Никита быстро подергал бровями, Ева рассмеялась.
— Слушай, а ты правда так хорошо целуешься? — сквозь смех произнесла она.
Ему показалось, что он споткнулся на абсолютно ровной дороге.
Со стороны камина потянуло дымом. В его глубине — за несколько тысяч дней отсюда — кто-то протяжно закричал.
— Показать? — полусерьезно предложил Никита.
— Да я верю, — пожала плечами Ева. — И представляю, какая война начнется между твоими поклонницами.
— Я договорюсь с Селиверстовым и Шереметьевым, — сглотнув, Никита вернулся к прежней теме. — Скажу, что Савчуку нужна помощь, и я забираю тебя на отработку туда. К Разумовской не пойду, она и так после того случая подозревает, что мы друг друга прикрываем.
Ева закивала:
— Юстине я сама все отработаю. Спасибо тебе, Ник, — она сжала его руку. Никита развернул ладонь и еще пару секунд поддерживал ее пальцы на весу — пока они не ускользнули.
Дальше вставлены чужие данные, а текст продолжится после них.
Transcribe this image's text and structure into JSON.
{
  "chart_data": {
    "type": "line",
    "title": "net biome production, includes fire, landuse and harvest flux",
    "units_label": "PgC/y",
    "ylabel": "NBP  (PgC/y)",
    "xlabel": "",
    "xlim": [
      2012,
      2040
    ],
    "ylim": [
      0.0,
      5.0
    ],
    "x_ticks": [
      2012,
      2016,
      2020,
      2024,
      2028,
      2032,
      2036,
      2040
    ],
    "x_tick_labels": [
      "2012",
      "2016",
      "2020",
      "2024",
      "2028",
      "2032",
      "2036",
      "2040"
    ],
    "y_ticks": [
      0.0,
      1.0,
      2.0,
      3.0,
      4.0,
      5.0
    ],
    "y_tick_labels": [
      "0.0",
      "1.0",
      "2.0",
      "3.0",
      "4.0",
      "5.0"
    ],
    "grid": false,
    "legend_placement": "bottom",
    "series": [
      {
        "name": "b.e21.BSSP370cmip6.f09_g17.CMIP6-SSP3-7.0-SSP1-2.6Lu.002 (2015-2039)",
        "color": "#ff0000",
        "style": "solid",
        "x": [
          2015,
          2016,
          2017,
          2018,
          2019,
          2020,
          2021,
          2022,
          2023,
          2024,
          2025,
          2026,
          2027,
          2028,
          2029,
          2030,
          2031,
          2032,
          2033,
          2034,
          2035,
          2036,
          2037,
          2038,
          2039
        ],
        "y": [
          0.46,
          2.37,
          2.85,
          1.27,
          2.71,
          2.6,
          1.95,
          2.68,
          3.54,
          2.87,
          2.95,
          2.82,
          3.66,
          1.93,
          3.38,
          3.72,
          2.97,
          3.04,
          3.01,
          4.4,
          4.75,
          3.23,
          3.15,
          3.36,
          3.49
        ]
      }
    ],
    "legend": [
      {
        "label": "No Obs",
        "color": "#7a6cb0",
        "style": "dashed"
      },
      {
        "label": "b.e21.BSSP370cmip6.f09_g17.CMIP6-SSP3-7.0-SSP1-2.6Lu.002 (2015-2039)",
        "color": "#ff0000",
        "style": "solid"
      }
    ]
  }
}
— У Залесского, я надеюсь, ты не умудрилась заработать наказание? — скептически уточнил он.
— Нет, он сделал вид, что потерял мой реферат, и поставил высший балл со словами: «Я уверен, что в вашей работе, моя дорогая, все было превосходно, как всегда». Так паршиво я себя еще никогда не чувствовала.
— Ну вот и отлично.
Никита поднялся с корточек на онемевшие от долгого сидения ноги. Ева задрала голову, чтобы видеть его лицо.
— Челси сказала, что сегодня не придет ночевать. Она не к тебе случайно собралась?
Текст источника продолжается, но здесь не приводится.